Past that, you get into:
Merch lines that spike when a movie or series hits (Adidas collabs, Gap collabs, fashion tie-ins, etc.).
Older Henson licensing revenue where all Henson brands together were doing about $225 million a year in licensing at one point, with The Muppets as the flagship but not the only property.
Specific bits like “Muppet Babies retail sales exceeding $25 million” as a single sub-line.
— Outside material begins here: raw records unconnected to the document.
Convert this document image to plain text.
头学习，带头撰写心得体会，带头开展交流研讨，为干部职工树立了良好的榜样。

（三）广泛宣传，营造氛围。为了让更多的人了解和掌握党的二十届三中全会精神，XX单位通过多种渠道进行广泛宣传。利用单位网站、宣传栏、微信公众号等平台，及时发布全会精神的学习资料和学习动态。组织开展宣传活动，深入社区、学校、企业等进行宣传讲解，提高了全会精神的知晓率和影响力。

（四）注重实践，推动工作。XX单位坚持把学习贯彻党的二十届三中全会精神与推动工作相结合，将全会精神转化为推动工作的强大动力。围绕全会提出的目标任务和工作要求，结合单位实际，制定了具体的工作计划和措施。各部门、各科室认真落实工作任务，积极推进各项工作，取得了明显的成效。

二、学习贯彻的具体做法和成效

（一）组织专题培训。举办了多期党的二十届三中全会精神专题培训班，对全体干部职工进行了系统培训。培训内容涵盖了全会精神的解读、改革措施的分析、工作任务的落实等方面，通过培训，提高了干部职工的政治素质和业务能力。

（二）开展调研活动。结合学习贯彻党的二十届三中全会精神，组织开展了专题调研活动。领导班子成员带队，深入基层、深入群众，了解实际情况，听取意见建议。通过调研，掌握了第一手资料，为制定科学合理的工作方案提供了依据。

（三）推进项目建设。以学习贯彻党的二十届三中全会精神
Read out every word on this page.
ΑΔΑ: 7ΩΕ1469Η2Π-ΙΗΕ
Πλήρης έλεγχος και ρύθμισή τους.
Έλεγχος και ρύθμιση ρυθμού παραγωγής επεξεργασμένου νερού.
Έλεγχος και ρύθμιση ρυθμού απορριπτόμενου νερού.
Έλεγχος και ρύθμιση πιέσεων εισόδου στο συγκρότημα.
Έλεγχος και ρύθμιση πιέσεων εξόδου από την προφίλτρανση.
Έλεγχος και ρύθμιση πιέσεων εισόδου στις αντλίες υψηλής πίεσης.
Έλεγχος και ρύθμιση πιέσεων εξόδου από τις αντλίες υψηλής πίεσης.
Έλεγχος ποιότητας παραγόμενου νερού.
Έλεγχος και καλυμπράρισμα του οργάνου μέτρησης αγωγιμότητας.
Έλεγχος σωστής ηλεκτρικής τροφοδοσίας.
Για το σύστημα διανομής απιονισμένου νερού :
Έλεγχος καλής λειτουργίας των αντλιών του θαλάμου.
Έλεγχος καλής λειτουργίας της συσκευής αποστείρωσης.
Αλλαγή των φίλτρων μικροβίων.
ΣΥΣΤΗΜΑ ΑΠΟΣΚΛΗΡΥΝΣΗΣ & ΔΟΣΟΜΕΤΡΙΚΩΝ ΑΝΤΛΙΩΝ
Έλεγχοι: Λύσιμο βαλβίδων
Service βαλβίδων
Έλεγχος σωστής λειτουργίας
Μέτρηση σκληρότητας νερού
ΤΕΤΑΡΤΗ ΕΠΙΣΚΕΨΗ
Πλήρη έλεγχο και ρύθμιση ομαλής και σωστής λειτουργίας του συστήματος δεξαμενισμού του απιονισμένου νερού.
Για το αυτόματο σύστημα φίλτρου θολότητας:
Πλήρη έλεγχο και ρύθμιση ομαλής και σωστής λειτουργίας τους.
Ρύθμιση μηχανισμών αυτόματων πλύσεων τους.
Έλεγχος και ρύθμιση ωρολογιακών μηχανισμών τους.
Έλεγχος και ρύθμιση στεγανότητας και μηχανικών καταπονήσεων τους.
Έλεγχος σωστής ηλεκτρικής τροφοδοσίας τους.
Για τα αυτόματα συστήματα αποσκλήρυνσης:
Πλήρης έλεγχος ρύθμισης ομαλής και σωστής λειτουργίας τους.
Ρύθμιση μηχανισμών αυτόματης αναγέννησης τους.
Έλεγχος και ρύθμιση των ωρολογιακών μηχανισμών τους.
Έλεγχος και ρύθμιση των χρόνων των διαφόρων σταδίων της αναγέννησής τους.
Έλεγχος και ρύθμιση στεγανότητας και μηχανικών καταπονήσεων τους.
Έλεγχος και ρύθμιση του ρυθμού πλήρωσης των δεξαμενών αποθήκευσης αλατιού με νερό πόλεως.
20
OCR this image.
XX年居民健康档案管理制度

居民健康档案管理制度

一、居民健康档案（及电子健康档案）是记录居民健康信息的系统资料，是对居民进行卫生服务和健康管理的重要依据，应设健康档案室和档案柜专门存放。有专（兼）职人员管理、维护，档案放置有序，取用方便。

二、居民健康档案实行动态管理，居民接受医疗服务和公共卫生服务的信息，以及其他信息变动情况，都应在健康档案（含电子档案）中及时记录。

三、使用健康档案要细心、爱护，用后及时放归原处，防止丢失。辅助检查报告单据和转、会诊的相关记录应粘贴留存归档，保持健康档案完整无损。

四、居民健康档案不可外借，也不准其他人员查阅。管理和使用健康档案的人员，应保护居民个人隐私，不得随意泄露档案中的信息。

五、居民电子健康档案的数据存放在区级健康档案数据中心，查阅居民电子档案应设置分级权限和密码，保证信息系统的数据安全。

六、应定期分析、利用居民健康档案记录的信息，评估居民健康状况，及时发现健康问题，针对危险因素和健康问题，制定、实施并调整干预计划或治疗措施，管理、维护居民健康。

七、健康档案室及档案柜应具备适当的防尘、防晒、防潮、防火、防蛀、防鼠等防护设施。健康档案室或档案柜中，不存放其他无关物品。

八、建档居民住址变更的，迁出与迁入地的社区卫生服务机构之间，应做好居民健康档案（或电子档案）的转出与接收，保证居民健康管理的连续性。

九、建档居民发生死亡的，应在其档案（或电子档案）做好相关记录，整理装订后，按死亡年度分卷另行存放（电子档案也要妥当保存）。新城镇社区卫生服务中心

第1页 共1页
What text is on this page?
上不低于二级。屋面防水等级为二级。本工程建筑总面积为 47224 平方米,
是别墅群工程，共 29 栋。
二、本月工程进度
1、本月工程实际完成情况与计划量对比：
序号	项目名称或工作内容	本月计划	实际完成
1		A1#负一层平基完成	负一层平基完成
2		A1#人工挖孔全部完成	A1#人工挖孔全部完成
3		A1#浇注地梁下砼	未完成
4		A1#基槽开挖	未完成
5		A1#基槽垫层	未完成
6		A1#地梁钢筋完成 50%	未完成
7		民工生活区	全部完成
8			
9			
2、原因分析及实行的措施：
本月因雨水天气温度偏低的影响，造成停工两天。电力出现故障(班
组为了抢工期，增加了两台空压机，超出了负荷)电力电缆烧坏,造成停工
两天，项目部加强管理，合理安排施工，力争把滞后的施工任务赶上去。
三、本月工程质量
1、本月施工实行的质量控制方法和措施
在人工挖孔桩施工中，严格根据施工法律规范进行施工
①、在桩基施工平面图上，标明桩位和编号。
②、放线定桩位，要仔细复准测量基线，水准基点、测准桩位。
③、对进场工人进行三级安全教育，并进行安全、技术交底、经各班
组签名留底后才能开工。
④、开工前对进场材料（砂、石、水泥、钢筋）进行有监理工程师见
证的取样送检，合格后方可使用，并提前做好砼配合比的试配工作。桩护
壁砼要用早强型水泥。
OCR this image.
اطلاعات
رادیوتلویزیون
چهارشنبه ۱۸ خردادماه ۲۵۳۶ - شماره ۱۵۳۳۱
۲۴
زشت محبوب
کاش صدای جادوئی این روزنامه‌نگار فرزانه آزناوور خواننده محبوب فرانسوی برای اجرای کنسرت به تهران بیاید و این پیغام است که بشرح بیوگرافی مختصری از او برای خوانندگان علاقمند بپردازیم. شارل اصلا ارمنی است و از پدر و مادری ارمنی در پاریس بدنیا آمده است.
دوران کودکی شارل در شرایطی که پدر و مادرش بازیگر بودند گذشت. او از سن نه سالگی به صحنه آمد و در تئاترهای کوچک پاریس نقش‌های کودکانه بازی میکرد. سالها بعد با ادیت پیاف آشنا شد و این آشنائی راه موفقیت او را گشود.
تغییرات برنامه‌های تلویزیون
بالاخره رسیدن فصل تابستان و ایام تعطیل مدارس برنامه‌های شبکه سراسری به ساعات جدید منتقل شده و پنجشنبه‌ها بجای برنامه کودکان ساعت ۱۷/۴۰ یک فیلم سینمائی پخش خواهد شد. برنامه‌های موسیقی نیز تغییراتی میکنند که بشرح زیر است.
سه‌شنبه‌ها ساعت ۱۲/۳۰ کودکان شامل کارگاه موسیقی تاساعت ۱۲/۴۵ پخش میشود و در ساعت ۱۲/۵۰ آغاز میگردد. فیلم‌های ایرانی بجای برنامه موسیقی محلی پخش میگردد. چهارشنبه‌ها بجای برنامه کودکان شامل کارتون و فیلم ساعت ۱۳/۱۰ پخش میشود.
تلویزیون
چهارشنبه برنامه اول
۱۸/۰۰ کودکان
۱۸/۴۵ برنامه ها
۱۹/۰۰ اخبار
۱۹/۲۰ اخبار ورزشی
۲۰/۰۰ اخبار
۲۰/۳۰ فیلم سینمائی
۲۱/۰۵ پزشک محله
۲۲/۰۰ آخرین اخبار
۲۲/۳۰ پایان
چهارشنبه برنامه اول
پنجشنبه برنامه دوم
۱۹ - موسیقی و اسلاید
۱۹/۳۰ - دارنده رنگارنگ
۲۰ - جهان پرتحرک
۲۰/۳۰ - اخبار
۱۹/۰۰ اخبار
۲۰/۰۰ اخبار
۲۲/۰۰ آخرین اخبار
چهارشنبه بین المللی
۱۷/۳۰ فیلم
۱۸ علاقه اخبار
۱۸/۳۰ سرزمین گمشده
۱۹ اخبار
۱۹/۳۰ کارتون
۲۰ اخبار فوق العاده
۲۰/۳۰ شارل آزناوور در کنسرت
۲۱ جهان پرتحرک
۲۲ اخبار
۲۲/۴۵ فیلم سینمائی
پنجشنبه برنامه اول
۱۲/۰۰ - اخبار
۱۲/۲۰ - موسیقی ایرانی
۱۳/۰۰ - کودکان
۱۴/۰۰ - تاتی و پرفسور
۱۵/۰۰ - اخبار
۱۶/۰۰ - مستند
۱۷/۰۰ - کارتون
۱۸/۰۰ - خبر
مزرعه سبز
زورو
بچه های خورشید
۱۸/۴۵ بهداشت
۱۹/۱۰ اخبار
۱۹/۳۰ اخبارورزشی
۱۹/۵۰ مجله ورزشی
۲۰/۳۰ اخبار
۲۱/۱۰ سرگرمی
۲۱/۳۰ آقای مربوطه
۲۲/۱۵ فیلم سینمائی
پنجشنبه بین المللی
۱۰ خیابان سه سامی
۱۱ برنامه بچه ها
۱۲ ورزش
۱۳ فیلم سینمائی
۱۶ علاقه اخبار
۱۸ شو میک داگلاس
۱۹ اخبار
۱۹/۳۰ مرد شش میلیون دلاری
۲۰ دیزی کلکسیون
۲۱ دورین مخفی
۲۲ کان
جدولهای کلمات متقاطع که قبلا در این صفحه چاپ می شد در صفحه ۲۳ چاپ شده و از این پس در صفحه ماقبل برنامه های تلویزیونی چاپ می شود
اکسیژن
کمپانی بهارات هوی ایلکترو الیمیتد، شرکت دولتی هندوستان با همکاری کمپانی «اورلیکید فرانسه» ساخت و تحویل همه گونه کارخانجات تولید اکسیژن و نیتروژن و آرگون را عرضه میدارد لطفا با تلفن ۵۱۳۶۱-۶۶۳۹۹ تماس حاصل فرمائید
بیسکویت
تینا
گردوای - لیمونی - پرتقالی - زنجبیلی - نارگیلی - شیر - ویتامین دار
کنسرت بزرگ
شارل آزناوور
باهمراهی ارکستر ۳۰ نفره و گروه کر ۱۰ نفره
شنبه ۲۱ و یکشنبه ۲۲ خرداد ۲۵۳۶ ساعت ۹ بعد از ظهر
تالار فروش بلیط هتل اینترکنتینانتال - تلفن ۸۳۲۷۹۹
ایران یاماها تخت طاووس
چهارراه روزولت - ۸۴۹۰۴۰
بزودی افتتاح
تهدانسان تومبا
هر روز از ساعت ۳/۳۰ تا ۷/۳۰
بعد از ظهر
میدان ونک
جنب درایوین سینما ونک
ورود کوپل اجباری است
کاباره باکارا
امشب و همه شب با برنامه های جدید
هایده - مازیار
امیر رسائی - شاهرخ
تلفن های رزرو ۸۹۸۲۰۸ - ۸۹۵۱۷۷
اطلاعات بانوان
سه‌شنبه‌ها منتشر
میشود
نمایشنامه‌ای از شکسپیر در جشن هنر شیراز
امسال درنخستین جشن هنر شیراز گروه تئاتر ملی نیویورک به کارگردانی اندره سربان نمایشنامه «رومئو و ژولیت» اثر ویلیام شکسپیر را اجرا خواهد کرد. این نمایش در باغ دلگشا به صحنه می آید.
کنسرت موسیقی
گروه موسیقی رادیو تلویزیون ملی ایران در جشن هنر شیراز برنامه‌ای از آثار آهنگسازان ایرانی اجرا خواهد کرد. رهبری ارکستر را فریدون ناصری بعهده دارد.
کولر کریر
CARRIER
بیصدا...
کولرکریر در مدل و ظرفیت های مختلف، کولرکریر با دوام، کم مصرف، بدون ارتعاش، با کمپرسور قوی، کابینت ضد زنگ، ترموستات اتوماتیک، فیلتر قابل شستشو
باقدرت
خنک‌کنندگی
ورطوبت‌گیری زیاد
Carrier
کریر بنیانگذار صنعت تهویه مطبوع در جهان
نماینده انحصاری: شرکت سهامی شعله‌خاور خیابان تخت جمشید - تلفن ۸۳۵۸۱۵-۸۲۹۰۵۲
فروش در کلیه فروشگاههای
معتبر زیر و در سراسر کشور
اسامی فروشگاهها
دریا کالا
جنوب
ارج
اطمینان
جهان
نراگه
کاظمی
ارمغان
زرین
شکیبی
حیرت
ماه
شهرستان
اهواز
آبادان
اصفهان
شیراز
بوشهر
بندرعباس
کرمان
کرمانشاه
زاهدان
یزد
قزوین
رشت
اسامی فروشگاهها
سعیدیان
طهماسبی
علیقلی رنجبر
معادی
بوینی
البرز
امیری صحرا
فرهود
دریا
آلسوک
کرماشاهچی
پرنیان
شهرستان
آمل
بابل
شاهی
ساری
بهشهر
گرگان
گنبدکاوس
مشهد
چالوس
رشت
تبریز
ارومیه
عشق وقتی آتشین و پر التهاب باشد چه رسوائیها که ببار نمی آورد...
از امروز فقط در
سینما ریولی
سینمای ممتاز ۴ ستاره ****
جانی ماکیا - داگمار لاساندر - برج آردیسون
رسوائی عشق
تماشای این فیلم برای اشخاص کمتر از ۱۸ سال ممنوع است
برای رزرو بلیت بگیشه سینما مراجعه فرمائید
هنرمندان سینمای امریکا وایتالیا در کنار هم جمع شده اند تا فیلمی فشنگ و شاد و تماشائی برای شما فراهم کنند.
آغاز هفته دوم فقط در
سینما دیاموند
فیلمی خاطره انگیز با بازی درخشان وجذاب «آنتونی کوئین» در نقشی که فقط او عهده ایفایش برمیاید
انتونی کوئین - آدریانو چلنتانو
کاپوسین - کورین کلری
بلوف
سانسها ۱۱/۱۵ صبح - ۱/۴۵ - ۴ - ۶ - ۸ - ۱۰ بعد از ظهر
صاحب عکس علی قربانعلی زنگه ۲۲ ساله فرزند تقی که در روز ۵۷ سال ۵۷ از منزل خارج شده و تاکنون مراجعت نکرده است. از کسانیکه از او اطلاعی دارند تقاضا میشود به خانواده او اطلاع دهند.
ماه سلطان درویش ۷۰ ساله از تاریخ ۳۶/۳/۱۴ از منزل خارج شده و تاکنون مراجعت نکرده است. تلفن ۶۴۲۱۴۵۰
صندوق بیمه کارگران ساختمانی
Nobody publishes a clean, modern “Muppets-only lifetime revenue” number. Disney folds them into its overall consumer products reporting, and the old Henson figures mix them with other shows.
So if we stay honest:
The Sesame Street 7–9 billion is a Sesame-driven number with Muppets mentioned historically, not money that belongs to Kermit & Piggy.
The Muppets alone have:
Under half a billion in theatrical box office
Roughly a tenth of a billion in tracked disc sales
Unknown but clearly smaller-scale merch, licensed collabs, and park usage
That puts them in the low single-digit billions at most, and realistically probably far under what Sesame Street has done on its own. Anyone who gives you a precise “Muppets only = X.XX billion” is guessing harder than I am.
3. So relatively speaking, where do they sit without Sesame?
Once you mentally yank Sesame Street out of the picture:
The Muppets proper drop from “big 7–9B entry on franchise lists” to a mid-sized, nostalgia-heavy IP:
Respectable film history
Persistent merch and licensing
A theme-park coaster retheme and various specials keeping them visible
Sesame Street is the larger commercial engine in that shared Henson DNA tree.
Your original instinct was right: those giant numbers are inflated by the Sesame side of the family. The Muppets by themselves are still meaningful, but they are not secretly hiding Pokémon-level money behind the curtain.